As of 2000, there were 462 private households in the municipality, and an average of 2.6 persons per household. There were 110 households that consist of only one person and 47 households with five or more people. In 2000, a total of 450 apartments (94.3% of the total) were permanently occupied, while 20 apartments (4.2%) were seasonally occupied and 7 apartments (1.5%) were empty. As of 2009, the construction rate of new housing units was 5.2 new units per 1000 residents. The vacancy rate for the municipality, in 2010, was 2.06%.

The historical population is given in the following chart:

==Politics==
In the 2007 federal election the most popular party was the SPS which received 34.79% of the vote. The next three most popular parties were the CVP (24.15%), the CSP (17.74%) and the FDP (13.64%). In the federal election, a total of 374 votes were cast, and the voter turnout was 41.8%.

==Economy==
As of In 2010 2010, Develier had an unemployment rate of 5.2%. As of 2008, there were 60 people employed in the primary economic sector and about 20 businesses involved in this sector. 168 people were employed in the secondary sector and there were 28 businesses in this sector. 178 people were employed in the tertiary sector, with 32 businesses in this sector. There were 622 residents of the municipality who were employed in some capacity, of which females made up 43.4% of the workforce.

In 2008 the total number of full-time equivalent jobs was 337. The number of jobs in the primary sector was 38, all of which were in agriculture. The number of jobs in the secondary sector was 151 of which 143 or (94.7%) were in manufacturing and 7 (4.6%) were in construction. The number of jobs in the tertiary sector was 148. In the tertiary sector; 93 or 62.8% were in wholesale or retail sales or the repair of motor vehicles, 12 or 8.1% were in the movement and storage of goods, 9 or 6.1% were in a hotel or restaurant, 3 or 2.0% were technical professionals or scientists, 16 or 10.8% were in education.

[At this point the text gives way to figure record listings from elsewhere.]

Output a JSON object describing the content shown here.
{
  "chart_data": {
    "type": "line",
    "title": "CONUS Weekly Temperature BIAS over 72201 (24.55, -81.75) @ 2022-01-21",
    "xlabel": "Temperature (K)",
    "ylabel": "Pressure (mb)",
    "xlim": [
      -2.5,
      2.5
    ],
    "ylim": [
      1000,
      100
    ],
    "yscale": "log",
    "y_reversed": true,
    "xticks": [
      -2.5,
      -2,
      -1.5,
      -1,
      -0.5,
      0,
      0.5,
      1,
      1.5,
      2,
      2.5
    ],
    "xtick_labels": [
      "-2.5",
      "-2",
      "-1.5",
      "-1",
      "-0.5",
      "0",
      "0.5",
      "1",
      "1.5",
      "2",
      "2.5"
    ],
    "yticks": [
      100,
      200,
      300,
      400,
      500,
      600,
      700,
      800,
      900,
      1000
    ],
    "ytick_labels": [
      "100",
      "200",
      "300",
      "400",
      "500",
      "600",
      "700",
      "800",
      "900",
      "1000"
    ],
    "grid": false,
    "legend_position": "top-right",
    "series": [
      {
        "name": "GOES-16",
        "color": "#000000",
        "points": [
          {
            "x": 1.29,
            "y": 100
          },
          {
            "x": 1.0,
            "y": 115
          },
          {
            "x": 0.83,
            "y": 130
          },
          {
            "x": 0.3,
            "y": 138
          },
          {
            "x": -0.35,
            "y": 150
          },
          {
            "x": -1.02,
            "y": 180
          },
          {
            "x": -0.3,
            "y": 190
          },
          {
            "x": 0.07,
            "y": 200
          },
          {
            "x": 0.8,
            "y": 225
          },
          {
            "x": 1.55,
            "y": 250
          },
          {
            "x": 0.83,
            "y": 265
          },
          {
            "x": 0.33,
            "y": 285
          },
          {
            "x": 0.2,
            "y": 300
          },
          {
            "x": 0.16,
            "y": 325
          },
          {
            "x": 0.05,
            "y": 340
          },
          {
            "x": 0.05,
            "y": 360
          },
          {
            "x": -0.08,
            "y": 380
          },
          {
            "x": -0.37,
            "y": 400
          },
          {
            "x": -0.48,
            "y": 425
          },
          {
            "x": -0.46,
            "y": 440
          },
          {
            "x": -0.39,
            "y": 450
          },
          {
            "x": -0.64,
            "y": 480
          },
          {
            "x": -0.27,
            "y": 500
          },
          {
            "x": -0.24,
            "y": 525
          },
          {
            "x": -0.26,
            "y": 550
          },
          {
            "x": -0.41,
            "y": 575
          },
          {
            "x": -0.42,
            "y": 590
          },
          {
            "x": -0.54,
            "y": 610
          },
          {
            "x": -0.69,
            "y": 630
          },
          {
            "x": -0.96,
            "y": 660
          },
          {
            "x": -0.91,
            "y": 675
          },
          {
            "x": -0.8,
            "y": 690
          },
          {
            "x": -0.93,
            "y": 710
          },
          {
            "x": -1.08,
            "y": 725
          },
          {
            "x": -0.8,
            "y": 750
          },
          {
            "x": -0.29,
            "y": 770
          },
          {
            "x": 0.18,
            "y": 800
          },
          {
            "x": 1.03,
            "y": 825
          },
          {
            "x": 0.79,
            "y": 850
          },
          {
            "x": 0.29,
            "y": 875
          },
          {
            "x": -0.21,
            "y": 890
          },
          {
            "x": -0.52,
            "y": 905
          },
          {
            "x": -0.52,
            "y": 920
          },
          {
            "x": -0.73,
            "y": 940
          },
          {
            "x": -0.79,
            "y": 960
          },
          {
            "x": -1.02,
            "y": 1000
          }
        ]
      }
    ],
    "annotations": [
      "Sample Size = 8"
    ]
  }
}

In 2000, there were 135 workers who commuted into the municipality and 427 workers who commuted away. The municipality is a net exporter of workers, with about 3.2 workers leaving the municipality for every one entering. About 7.4% of the workforce coming into Develier are coming from outside Switzerland. Of the working population, 9% used public transportation to get to work, and 66.7% used a private car.

==Religion==
From the 2000 census, 944 or 75.3% were Roman Catholic, while 159 or 12.7% belonged to the Swiss Reformed Church. Of the rest of the population, there was 1 member of an Orthodox church, and there were 38 individuals (or about 3.03% of the population) who belonged to another Christian church. There were 19 (or about 1.52% of the population) who were Islamic. There were 4 individuals who were Buddhist. 60 (or about 4.79% of the population) belonged to no church, are agnostic or atheist, and 47 individuals (or about 3.75% of the population) did not answer the question.

==Education==
In Develier about 447 or (35.7%) of the population have completed non-mandatory upper secondary education, and 119 or (9.5%) have completed additional higher education (either university or a Fachhochschule). Of the 119 who completed tertiary schooling, 63.0% were Swiss men, 22.7% were Swiss women, 8.4% were non-Swiss men and 5.9% were non-Swiss women.

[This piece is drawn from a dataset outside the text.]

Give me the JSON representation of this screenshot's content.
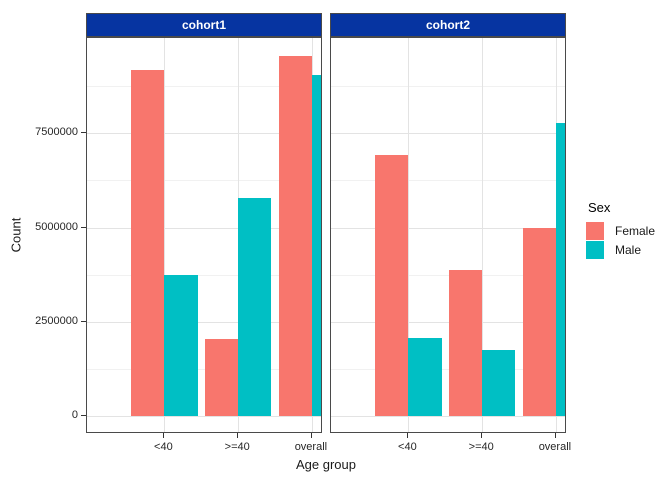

The Canton of Jura school system provides two year of non-obligatory Kindergarten, followed by six years of Primary school. This is followed by three years of obligatory lower Secondary school where the students are separated according to ability and aptitude. Following the lower Secondary students may attend a three or four year optional upper Secondary school followed by some form of Tertiary school or they may enter an apprenticeship.

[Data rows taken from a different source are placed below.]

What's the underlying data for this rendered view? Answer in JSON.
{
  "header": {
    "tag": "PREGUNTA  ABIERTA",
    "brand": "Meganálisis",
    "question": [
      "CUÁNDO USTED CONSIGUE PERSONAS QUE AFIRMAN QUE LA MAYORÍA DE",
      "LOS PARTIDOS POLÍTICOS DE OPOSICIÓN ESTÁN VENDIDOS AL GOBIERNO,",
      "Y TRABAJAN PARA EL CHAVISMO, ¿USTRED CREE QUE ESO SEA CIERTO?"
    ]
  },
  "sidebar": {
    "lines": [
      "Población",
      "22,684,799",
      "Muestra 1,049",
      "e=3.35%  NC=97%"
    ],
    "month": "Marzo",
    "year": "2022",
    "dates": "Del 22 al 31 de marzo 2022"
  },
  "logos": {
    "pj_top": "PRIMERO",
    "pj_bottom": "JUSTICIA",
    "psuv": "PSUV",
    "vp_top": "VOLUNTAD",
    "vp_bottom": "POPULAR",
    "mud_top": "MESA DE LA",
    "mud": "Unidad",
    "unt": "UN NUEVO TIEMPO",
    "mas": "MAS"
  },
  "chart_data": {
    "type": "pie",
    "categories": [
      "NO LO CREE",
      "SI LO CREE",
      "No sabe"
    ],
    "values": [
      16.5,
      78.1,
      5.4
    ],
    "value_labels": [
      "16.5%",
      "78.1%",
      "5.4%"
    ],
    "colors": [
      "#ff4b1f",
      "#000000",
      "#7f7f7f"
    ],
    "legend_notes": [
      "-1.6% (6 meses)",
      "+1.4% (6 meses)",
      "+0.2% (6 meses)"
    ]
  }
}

During the 2009-10 school year, there were a total of 130 students attending 8 classes in Develier. There were 2 kindergarten classes with a total of 28 students in the municipality. The municipality had 6 primary classes and 102 students. There are only nine Secondary schools in the canton, so all the students from Develier attend their secondary school in another municipality.

As of 2000, there were 2 students in Develier who came from another municipality, while 83 residents attended schools outside the municipality.